The dance.
Hm.
Well my mom spent too much money on something she and I were hoping would make me happy.
I don't find some things fun or entertaining at all.
Sometimes life is full of so much rejection and fighting that I have to just get lost to prevent myself from doing worse--falling.
I struggle.
Things just dont make me happy. And then other things make me insanely happy that make no one else happy.
And I wish that I could be understood. This sounds fruity. Oh well. And I wish that we didn't both flip over at the same time. And I wish I knew more. And I wish I understood more. And I wish my abusive mind logic wasn't right.
And I dream. But reality is something that has constantly been winning. I struggle.
At least Ross believes in me. And that can actually get me through stuff sometimes.
oh and P.S. I fail with boys. That's always such a bonus when reflecting on life.
I worked so hard to try to make it good. However, standing there in that strapless basically wedding dress with my hair and make up beatutifully done, I didn't think it was. It wasn't me. I felt so incredibly dumb. My eyeliner screamed no. Everything just screamed no.
Reading all of those books and watching all of those movies---prom. Never really a word I enjoyed. Proven very right.
Last night I just couldn't. I sat on my bed staring at the wall for what seemed like hours. My mom came in. I found myself uttering one word at a time, really hard to talk. The books inside of me were unable to come out, as they always are. I just said "I need help." My mom thought I was talking about homework. She didn't realize it was a little bit more than that.
I just can't even describe it anymore. Nothing ever really comes out. Short little bursts maybe understood. I have an inability to let it come out. So much is internal.
2 comments:
:(
you looked beautiful, and the good times in life aren't necessarily the ones that are "good." this makes you you, which is also truly beautiful :)

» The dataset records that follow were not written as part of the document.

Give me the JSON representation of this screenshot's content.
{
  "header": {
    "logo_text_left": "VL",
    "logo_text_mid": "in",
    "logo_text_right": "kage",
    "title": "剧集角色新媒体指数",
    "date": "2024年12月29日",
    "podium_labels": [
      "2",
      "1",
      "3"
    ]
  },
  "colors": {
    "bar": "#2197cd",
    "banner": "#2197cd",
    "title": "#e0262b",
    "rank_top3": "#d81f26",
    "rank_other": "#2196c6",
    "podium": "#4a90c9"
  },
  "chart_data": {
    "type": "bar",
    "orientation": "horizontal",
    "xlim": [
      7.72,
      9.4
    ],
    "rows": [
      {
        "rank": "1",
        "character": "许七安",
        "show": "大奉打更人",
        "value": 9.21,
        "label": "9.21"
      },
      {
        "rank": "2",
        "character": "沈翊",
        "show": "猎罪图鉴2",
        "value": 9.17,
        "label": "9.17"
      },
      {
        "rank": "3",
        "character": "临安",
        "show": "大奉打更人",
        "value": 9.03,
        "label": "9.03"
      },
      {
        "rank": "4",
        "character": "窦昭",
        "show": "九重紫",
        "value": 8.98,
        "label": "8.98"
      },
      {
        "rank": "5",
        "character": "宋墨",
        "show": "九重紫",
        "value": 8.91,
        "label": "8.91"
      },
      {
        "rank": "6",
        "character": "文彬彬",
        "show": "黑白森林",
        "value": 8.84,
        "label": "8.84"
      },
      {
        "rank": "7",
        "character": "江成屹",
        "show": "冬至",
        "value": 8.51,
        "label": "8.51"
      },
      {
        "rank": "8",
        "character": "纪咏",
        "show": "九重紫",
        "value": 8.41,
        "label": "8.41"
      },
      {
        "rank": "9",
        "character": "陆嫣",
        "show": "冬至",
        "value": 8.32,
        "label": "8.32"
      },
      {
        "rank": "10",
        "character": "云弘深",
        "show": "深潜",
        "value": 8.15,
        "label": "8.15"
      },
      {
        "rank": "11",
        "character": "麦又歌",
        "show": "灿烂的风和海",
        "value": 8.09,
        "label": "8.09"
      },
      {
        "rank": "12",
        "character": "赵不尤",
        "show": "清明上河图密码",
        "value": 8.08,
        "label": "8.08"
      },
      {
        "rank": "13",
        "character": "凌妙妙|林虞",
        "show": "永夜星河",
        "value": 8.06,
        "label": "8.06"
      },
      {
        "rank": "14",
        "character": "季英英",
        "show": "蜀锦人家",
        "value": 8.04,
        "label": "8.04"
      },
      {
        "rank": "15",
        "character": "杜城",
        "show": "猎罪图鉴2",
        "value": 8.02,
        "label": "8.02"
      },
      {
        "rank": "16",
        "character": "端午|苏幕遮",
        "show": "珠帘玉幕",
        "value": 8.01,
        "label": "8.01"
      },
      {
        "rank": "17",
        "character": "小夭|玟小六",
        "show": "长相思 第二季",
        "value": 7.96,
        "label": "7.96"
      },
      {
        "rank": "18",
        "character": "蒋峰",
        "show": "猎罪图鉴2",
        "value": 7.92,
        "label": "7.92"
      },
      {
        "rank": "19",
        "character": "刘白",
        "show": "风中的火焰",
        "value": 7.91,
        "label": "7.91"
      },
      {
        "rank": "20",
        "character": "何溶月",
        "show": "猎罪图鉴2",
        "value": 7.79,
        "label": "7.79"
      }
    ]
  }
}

I don't know if you'll believe me if I say this, but I will anyway.
You are more talented than anyone has an honest right to be. You are so incredibly beautiful. And you are 110% hilarious, not to mention smart and down-to-earth. I think you'd be surprised at how many people would kill to be you.
Don't let your thoughts twist themselves into a burden...let them breathe and thrive like you were made to.